Bitcoin’s bull trend is likely the result of new money coming into the markets. We all know that a limited supply of bitcoin has implications. One of these implications is that new market demand can increase buying pressure on the price. With the current halving of mining rewards the creation of new coins are reduced, which adds to the scarcity. Unlike the parabolic bull market of 2013 the current trend is more stable.
Bitcoin is the oldest and most secure blockchain in the world. After seven years of existence, investors and financial planners are starting to take Bitcoin a little more seriously. Without precedence it was risky for traditional investors to get skin in the game. The main appeal of Bitcoin is that it’s proven to be a long term store of value and uncorrelated asset.
Hedging Through Diversification
The most common long term investment strategy is to hedge through diversification. The best way to do that is to build your portfolio with a mixed correlation of asset classes. Correlation is the price relationship between one asset to another.

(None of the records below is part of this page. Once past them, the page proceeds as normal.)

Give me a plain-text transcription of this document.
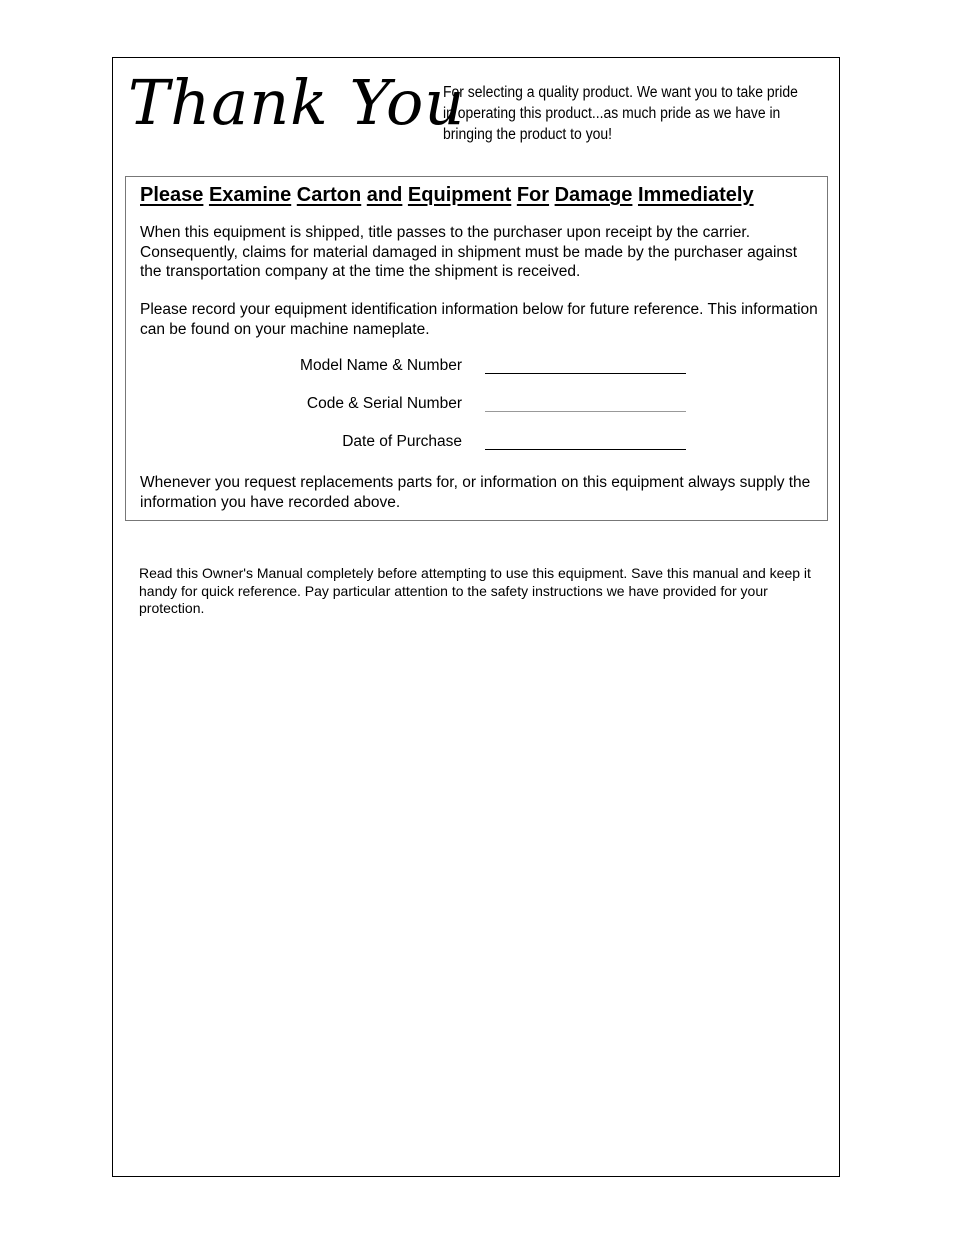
Thank You
For selecting a quality product. We want you to take pride in operating this product...as much pride as we have in bringing the product to you!
Please Examine Carton and Equipment For Damage Immediately

When this equipment is shipped, title passes to the purchaser upon receipt by the carrier. Consequently, claims for material damaged in shipment must be made by the purchaser against the transportation company at the time the shipment is received.

Please record your equipment identification information below for future reference. This information can be found on your machine nameplate.

Model Name & Number
Code & Serial Number
Date of Purchase

Whenever you request replacements parts for, or information on this equipment always supply the information you have recorded above.

Read this Owner's Manual completely before attempting to use this equipment. Save this manual and keep it handy for quick reference. Pay particular attention to the safety instructions we have provided for your protection.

There are three main classifications:
- Positive correlation = assets that move together
- Negative correlation = assets that move in opposition
- Uncorrelated = assets that have no price relationship to other assets
Bitcoin as an Uncorrelated Asset
Long term investors are looking at bitcoin because it’s the perfect uncorrelated asset. Bitcoin is an investment that’s completely outside of the traditional markets and has no price correlation to legacy assets.
During the 2009 economic meltdown most portfolios took a severe beating. In the event of another financial disaster, an investment like bitcoin could help offset any losses. It’s also possible that bitcoin could thrive in economic uncertainty with aggressive price gains.
Investors and portfolio managers know it’s difficult to find true uncorrelated assets, which is why they are looking at bitcoin. The biggest problem with owning bitcoin is keeping the private keys secure. Hopefully soon, we’ll see bitcoin packaged in traditional investment vehicles like ETFs. When this happens, I think more portfolios will look for exposure.
Disclaimer: Not meant as financial advice.